陈瑛摆摆手,放下酒杯看着张信,脸上的表情也认真了些。
「张将军真性情啊!但也不能这么说。现在陛下病重,太子还年轻,将军这个位置,还是很关键的。毕竟京城的安危,全在将军一念之间啊。」
张信端着酒杯的手一停,他抬起头,看着陈瑛的眼睛。他是粗人不错,但他不傻。
「陈大人,」张信的声音也正经了一些,「您这话听着,话里有话啊。我是个粗人,读书少,拐弯抹角的话我听不懂。您有什么话,不妨直说。」
陈瑛看着他,也不绕弯子。他伸出手,从袖子里掏出一块玉佩,放在桌上,推到张信面前。
「将军请看!」
张信拿起来,翻过来看了一眼,就知道是皇家之物。他的眉头皱了起来,看着陈瑛,「陈大人这是什么意思?贿赂下官?」
陈瑛笑笑,随后端起酒杯,抿了一口,「相信将军也看出来了,这是允炆殿下的玉佩。他想请将军帮一个忙。

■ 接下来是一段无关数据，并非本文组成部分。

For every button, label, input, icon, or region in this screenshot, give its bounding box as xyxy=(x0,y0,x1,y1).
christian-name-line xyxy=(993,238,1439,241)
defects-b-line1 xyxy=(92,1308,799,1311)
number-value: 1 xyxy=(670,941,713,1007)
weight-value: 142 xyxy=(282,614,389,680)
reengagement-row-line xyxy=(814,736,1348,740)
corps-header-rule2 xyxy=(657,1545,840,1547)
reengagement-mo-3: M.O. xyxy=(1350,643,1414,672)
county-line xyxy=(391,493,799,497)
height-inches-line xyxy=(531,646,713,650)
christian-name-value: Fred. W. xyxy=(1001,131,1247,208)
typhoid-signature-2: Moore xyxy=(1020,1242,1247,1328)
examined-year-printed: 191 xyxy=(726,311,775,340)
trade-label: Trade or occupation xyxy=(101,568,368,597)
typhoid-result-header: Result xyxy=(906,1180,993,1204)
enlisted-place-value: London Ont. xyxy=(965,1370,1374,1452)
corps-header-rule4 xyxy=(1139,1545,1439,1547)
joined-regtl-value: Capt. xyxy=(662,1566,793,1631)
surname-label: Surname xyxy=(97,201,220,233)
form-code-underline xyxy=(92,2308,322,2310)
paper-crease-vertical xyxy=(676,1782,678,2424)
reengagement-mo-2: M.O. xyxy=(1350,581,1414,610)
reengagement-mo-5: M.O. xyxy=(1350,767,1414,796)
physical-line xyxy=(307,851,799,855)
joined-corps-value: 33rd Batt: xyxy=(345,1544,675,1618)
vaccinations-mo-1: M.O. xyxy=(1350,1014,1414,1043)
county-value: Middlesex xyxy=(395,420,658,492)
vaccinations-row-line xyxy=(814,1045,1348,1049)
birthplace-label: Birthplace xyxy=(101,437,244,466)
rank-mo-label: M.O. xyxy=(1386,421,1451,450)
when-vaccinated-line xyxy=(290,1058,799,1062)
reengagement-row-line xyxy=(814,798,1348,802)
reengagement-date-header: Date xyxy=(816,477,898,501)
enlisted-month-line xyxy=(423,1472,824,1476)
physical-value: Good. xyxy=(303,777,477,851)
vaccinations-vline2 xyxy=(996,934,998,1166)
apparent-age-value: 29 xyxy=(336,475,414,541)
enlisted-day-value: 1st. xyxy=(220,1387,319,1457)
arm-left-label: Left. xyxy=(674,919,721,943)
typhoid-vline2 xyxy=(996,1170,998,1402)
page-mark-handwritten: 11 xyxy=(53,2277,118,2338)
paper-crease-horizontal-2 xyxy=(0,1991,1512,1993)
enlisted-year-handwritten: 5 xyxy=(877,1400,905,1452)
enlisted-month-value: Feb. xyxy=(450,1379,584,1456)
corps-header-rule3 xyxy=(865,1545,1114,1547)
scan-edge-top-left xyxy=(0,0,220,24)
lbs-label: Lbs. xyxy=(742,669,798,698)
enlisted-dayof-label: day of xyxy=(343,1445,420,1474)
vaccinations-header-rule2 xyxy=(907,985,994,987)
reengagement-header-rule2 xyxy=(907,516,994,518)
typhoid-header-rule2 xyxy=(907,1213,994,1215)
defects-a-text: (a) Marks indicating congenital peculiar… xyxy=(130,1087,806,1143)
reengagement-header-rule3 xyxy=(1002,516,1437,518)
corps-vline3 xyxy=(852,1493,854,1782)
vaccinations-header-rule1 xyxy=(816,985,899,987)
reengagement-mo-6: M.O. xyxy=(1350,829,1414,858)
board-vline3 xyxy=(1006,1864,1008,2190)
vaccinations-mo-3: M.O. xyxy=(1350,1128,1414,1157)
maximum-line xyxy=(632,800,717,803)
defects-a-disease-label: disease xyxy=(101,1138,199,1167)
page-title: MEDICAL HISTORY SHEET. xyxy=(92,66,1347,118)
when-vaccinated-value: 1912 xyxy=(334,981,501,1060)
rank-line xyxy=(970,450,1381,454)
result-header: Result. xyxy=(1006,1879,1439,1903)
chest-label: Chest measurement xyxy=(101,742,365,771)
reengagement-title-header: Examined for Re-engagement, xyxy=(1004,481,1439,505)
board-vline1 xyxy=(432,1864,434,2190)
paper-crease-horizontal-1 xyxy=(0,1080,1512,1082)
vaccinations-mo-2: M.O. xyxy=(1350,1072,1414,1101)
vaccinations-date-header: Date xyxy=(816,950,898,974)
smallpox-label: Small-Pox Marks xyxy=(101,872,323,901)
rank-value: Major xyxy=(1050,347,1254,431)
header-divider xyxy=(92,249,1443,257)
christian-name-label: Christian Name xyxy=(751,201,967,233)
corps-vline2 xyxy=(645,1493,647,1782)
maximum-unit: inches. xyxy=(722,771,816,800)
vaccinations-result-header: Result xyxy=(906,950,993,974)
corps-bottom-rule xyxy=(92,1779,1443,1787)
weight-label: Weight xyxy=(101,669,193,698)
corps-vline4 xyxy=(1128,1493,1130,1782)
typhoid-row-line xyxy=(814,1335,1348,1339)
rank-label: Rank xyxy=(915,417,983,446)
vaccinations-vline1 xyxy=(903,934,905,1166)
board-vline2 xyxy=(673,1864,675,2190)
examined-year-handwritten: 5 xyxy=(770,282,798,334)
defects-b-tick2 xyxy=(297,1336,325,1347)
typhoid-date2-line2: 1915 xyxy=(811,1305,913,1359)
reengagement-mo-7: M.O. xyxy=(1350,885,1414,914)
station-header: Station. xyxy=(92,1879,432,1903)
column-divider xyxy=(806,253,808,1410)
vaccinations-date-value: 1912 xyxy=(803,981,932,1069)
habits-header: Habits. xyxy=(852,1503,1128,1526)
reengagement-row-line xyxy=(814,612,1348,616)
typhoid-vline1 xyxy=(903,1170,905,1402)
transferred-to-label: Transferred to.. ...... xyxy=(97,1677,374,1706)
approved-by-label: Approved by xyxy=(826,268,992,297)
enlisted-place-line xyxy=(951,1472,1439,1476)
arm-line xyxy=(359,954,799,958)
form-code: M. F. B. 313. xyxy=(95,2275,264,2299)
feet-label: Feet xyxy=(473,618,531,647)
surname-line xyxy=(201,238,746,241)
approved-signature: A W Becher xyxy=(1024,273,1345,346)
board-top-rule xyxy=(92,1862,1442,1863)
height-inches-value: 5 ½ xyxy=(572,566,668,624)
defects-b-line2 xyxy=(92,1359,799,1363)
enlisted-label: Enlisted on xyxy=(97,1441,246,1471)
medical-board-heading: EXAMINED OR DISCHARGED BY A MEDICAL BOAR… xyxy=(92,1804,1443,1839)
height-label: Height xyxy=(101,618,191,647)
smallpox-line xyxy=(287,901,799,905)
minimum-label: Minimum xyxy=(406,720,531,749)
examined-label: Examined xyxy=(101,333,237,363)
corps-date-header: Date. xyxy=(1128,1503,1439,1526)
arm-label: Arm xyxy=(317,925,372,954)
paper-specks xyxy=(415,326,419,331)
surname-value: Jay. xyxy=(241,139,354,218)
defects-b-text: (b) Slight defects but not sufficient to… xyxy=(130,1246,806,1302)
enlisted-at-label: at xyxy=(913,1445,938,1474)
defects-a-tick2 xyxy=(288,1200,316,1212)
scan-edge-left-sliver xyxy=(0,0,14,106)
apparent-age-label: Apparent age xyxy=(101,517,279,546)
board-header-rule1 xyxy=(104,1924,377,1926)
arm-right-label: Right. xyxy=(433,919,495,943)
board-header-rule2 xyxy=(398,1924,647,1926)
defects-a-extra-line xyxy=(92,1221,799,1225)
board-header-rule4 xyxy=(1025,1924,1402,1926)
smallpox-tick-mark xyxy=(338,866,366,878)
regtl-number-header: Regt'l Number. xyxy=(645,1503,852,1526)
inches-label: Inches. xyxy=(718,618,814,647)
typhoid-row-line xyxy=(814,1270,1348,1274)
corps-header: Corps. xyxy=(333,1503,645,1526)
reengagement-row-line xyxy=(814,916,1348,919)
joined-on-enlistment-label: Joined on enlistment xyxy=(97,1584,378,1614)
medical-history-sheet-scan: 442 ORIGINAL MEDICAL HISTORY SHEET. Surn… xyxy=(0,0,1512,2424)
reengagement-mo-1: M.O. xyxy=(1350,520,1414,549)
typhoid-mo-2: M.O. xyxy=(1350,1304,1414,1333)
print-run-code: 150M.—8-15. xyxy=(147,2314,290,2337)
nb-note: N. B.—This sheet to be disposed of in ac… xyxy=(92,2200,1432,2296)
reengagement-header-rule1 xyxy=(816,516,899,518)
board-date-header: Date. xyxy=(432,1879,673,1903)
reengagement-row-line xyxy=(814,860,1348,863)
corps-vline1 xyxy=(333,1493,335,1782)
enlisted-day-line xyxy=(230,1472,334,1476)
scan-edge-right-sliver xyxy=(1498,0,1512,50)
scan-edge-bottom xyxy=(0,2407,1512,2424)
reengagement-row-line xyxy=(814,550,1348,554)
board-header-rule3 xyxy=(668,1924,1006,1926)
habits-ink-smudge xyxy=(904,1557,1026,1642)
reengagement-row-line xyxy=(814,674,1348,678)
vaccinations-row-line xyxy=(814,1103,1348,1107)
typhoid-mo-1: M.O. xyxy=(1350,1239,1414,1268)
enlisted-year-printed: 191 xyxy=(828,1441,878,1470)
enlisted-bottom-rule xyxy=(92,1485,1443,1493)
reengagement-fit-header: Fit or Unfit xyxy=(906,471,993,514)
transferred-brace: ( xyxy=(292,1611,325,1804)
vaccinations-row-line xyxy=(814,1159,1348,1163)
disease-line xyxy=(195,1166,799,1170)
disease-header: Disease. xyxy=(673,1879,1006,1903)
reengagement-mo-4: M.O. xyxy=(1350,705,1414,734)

」
张信的脸色变了。
「陈大人说笑了,我一个带兵的,能帮允炆殿下什么忙?」他把玉佩放回桌上,推还给陈瑛,眼神中带着警告的意味:「大人慎言呐!」
陈瑛毫不在意,慢悠悠地把玉佩收了起来后,看着张信:「张将军是个明白人,我也就不绕弯子了。」
「自古以来,为将者,功劳最大,莫过从龙之功!」
张信的手猛地攥紧了酒杯,「陈大人这是什么意思?难道他还想谋反不成?从龙从龙,他总得先是条龙吧!」
陈瑛摇了摇头:「允炆殿下本来就是当今陛下的长子,名正言顺,为何不是龙?只不过被小人陷害,才落得今天这个地步,何来谋反一说?」
「长子?呵呵呵!」张信看着他,忽然笑了一声,带着明显的不屑,「一个庶子也配谈长幼?」
他把酒杯重重地放在桌上,酒水都溅了出来,「我都不知道他哪来的底气。陈大人,您是读书读糊涂了吧?您今天说的这话,是要诛九族的!你这让我听到了,我是报还是不报?」
陈瑛没有被他的反应吓住。他看着张信,脸上还是那副表情。「如果只是我,那殿下当然不能成事。」
「哼!」张信不屑一笑,「加上谁他也没戏。」